Au pays du multilinguisme
(Extrait de la revue Nouvelles de l’Inde, de septembre-octobre 2018)
En Inde, l’apprentissage de plusieurs langues est une nécessité pour pouvoir communiquer dans tout le pays et même au sein d’une famille dont les membres parlent souvent différentes langues.
Ainsi, Akshaya, une petite fille de 8 ans du Kerala apprend à l’école le malayalam – la langue régionale du Kerala – ainsi que le hindi – l’une des langues que l’on parle plus ou moins bien dans différentes régions du pays – et suit son enseignement général en anglais. Si lorsqu’elle rentre à la maison, Akshaya parle malayalam avec son père et ses grands-parents paternels, sa mère, elle, ne lui parle que tamoul, la langue régionale du Tamil Nadu, dont cette dernière est originaire.
La petite fille doit donc maîtriser quatre langues différentes et quatre alphabets distincts. Car, pour compliquer les choses, le hindi, par exemple, s’écrit en caractères devanagari, hérités du sanskrit, alors que le malayalam, une langue dravidienne, qui n’a pas la même origine, a adopté un système d’écriture brahmique syllabaire, comprenant pas moins de 51 signes de base, tandis que l’anglais est enseigné grâce à l’alphabet latin et les 26 lettres que nous connaissons.
La constitution de la République indienne reconnait le multilinguisme du pays et prévoit des dispositions destinées à l’encourager dans tous les domaines. Ce texte fondateur énumère 22 langues officielles qui se répartissent en familles linguistiques d’origines et de structures distinctes : les langues dravidiennes (tamoul, télougou, kannada, malayalam), les langues tibéto-birmanes (bodo, manipuri, santali) et les langues indo-aryennes (toutes les autres).
Le hindi, langue officielle de plusieurs Etats, est parlée par 43,6 % de la population, soit 528 millions de personnes.
Le recensement indien de 2011 fait état d’un nombre de 19.569 langues et dialectes déclarés par les Indiens en tant que langue maternelle, mais, après classification, il retient le nombre de 121 langues (ne comptabilisant pas les langues parlées par moins de 10.000 locuteurs), tandis qu’un recensement entrepris par le projet « People’s linguistic survey of India » dénombre 780 langues parlées, et que d’autres statistiques parlent de plus d’un millier de langues. De quoi y perdre son latin … Ou plutôt son sanskrit !

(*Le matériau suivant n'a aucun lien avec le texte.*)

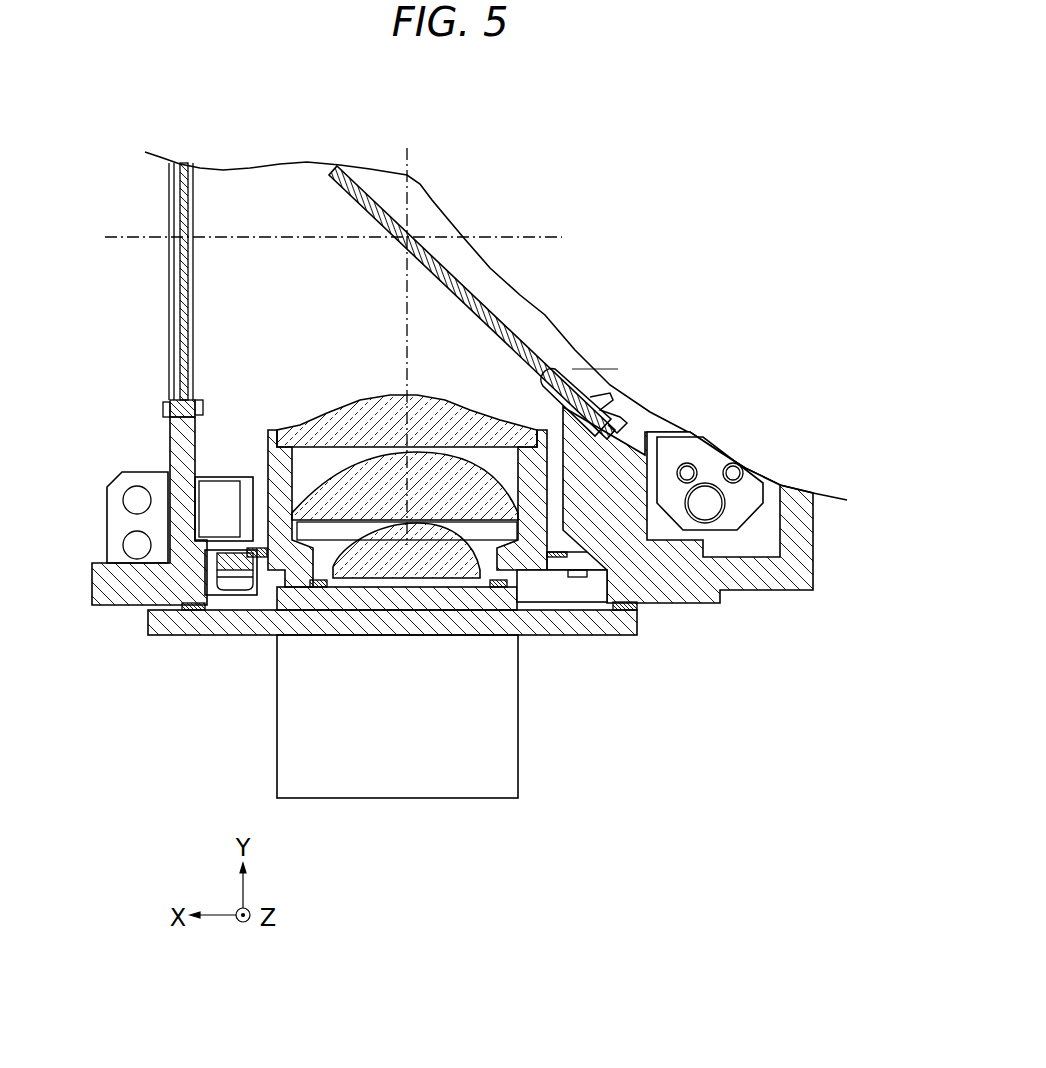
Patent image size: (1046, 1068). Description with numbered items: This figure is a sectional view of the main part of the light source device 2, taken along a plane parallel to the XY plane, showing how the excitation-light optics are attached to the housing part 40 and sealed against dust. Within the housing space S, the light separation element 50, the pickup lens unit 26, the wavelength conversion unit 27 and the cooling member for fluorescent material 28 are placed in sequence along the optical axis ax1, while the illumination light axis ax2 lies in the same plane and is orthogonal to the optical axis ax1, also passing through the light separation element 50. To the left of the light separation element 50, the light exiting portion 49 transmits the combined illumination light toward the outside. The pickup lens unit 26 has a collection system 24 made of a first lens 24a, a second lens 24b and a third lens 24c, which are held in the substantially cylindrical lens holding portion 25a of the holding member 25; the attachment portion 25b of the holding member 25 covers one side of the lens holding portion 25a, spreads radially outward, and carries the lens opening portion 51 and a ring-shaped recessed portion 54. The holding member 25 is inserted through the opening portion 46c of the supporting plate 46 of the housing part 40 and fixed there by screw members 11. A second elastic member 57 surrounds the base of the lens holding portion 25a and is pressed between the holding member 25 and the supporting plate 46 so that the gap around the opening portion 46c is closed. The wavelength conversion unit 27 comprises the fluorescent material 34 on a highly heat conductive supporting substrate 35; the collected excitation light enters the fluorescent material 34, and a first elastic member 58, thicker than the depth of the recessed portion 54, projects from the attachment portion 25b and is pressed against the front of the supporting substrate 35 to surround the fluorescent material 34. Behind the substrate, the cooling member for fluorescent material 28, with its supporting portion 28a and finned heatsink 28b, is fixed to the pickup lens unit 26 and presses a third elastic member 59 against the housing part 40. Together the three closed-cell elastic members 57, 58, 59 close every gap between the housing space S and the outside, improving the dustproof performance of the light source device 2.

Dans la pratique, dans les Etats du nord, les conversations se déroulent soit dans la langue de l’Etat, si tous les intervenants la maîtrisent, soit en hindi ; dans ceux du sud, elles sont menées soit dans la langue de l’Etat, soit en anglais.
Afin d’améliorer les interactions et la mobilité géographique, la Commission de l’enseignement secondaire du gouvernement indien a mis en place, dès 1952, les bases d’une politique éducative multilingue. Aujourd’hui, toutes les écoles sont censées proposer une formule trilingue, comprenant la langue maternelle ou la langue régionale, le hindi et une autre langue moderne, indienne ou étrangère. Les établissements publics se concentrent davantage sur les langues régionales, tandis que les écoles privées font la part belle à l’anglais.
Pour Gurcharan Das, un essayiste indien de renom, « L’Inde a toujours été une terre multilingue. Ce qui fait notre identité, c’est justement notre diversité ».